What emerged was a fascinating picture. We found concrete proof that when a new centromere variant arises, it doesn't just instantly take over. Instead, we observe instances where two distinct types of centromeres exist within the population simultaneously. These variants then spread through a slow, step-by-step process of genetic drift and positive selection, changing their distribution one by one until one reaches fixation.

The key insight is that the cell's main division machinery acts like a strict quality control filter. Only those new centromere variants that can still latch onto the spindle (the cell's pulling mechanism) can survive and spread. If a variant is incompatible, it simply gets eliminated by natural selection. This finding gives us an unprecedented look at the evolutionary constraints—the rules—that govern how this crucial connection is maintained through evolution.

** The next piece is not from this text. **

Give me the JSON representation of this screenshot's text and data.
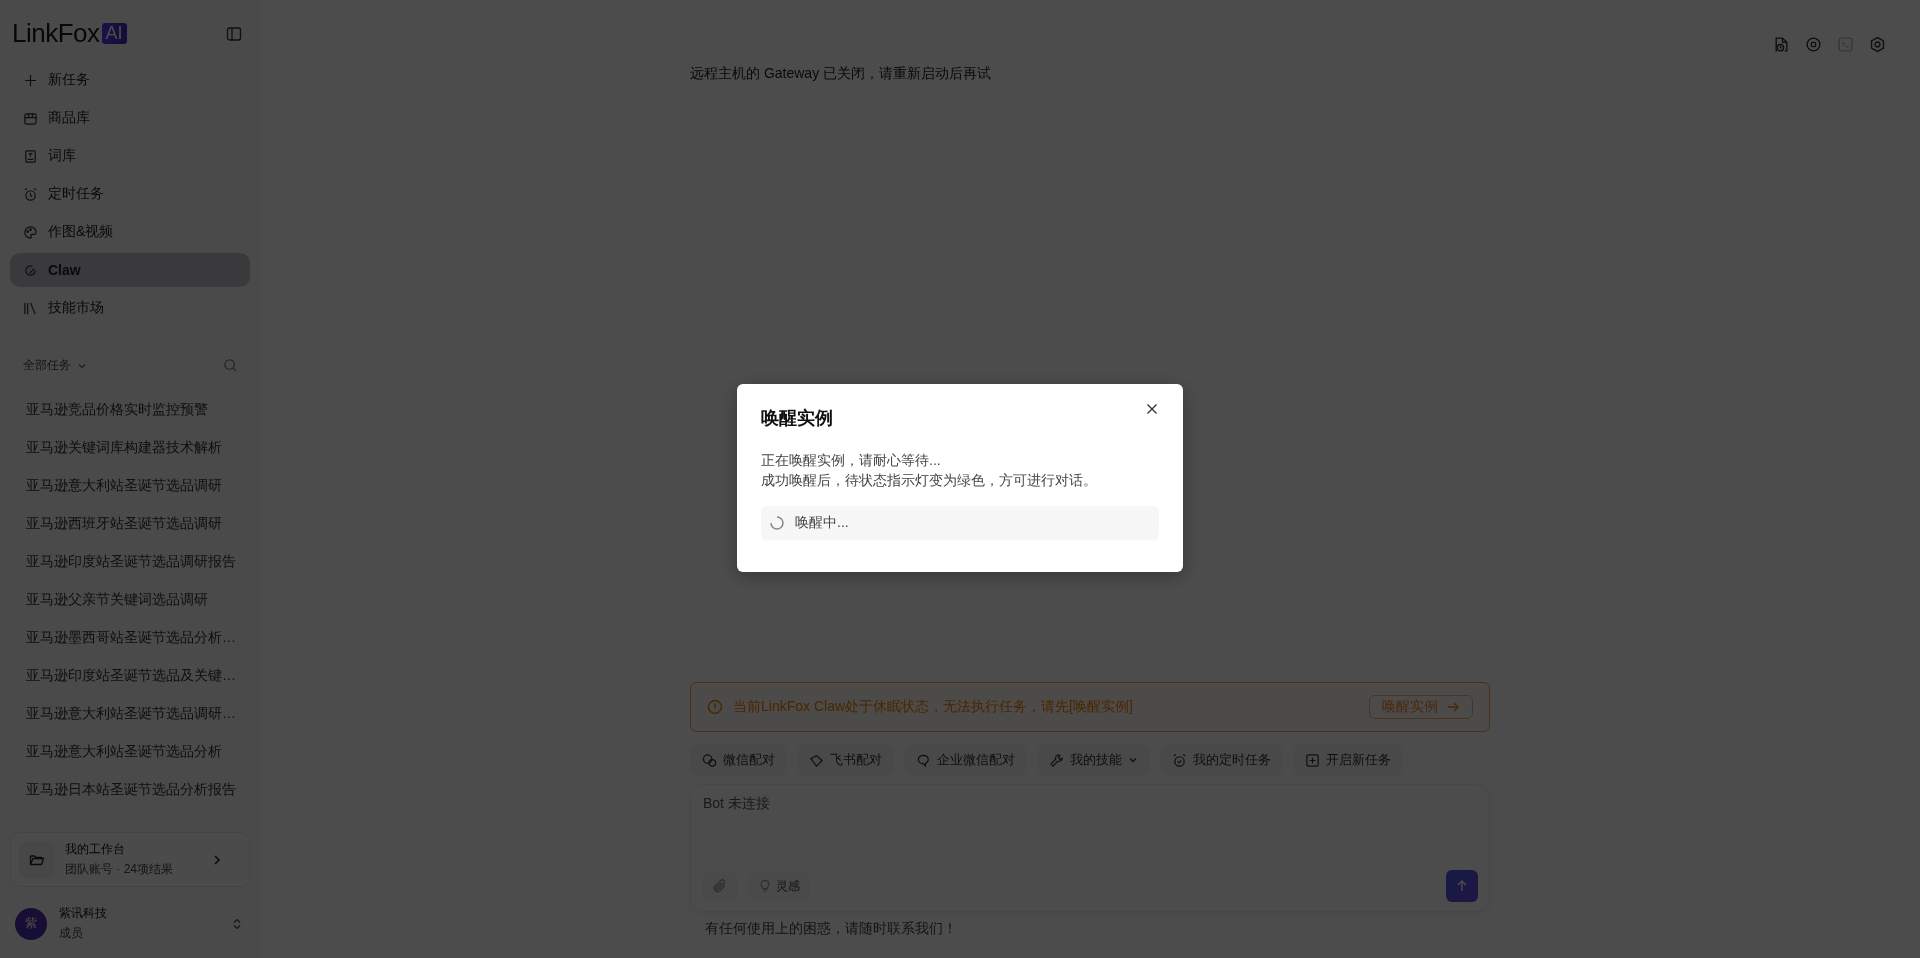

Why Now? The Role of Technology
We couldn't have done this ten years ago. Centromeres are notoriously messy, repetitive stretches of DNA. But thanks to the revolution in long-read sequencing technology, we can now get "telomere-to-telomere" genome assemblies. This means we can finally read through these complex regions without missing anything. This technological leap allows us to look beyond just the standard model organisms and study centromeres in hundreds of different species. Coupled with this, our work is one of the very first to directly test this coevolutionary dance between the centromere and the division machinery, making it a foundational reference for the field.
Ultimately, what started as a simple way of counting chromosomes became our key to unlocking the fundamental evolutionary rules governing centromere evolution.
And what about that first story, the one with the roadblocks? It turned out that the method we developed not only shed light on over a billion years of centromere history but also definitively answered our initial question: the smallest number of chromosomes in our dataset is indeed six. Very occasionally nature does behave as expected.